Previously, our laboratory developed Brillouin microscopy as an imaging modality which can noninvasively extract mechanical measurements of a material. Here, using Brillouin microscopy, we characterized the stiffening effects of accelerated and localized cross-linking procedures with three-dimensional resolution. However, existing procedures to extract elastic modulus information from Brillouin measurements rely on empirical calibrations because a fundamental understanding between the two had not yet been established. In practice, this limits Brillouin measurements to relative softening / stiffening information, which, while useful to compare protocol efficacies, are not optimal for modeling long-term shape behavior of the cornea in clinical settings.

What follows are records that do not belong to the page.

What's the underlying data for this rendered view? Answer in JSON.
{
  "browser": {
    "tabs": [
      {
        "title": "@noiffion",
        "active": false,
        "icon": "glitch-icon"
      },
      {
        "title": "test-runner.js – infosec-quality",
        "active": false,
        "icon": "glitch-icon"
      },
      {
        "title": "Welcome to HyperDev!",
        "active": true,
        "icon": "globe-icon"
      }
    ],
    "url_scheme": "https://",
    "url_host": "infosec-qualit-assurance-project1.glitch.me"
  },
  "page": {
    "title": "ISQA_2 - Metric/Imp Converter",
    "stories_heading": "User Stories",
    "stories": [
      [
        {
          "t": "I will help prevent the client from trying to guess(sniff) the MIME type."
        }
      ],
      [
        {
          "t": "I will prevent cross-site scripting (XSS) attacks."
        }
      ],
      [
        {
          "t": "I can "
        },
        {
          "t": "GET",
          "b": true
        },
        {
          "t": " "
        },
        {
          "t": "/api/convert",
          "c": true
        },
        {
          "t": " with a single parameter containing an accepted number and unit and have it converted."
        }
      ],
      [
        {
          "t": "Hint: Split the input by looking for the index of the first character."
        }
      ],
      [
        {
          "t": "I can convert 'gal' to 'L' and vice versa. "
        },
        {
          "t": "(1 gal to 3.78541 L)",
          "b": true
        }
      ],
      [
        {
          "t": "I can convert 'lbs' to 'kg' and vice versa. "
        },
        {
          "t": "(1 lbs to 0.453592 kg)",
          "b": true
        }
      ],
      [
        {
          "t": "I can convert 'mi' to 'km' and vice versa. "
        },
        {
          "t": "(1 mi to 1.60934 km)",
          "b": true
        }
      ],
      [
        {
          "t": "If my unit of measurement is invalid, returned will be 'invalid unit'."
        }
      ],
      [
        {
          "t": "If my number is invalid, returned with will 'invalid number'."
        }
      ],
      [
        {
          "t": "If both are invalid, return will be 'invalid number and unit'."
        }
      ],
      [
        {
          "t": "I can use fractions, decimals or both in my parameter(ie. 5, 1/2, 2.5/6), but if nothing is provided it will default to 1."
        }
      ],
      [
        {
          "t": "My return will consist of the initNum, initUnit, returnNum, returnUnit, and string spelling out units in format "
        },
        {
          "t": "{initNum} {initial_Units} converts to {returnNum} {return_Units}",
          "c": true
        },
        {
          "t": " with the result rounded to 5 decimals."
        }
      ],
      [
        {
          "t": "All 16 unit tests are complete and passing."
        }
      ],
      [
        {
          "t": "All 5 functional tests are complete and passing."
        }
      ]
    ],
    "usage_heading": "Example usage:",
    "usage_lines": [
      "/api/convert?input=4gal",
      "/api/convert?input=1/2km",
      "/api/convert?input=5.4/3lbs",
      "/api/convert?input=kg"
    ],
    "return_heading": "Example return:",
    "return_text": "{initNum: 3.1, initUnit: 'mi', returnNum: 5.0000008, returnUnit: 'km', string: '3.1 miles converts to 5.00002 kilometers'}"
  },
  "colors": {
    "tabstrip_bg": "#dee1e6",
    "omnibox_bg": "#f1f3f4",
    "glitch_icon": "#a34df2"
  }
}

Here, we address this shortcoming of Brillouin microscopy. First, we identified that both Brillouin-derived mechanical modulus and traditional elastic modulus are dependent on two major biophysical factors: hydration and the mechanical properties of the solid matrix. We derived and experimentally verified a quantitative relationship to describe the distinct moduli dependencies of such factors. Based on these relationships, we derived a procedure to extract the elastic modulus of the cornea from experimental measurements of Brillouin frequency shift and hydration, two clinically available parameters. Thus, the work presented here establishes a spatially resolved, noninvasive method for measuring corneal elastic modulus.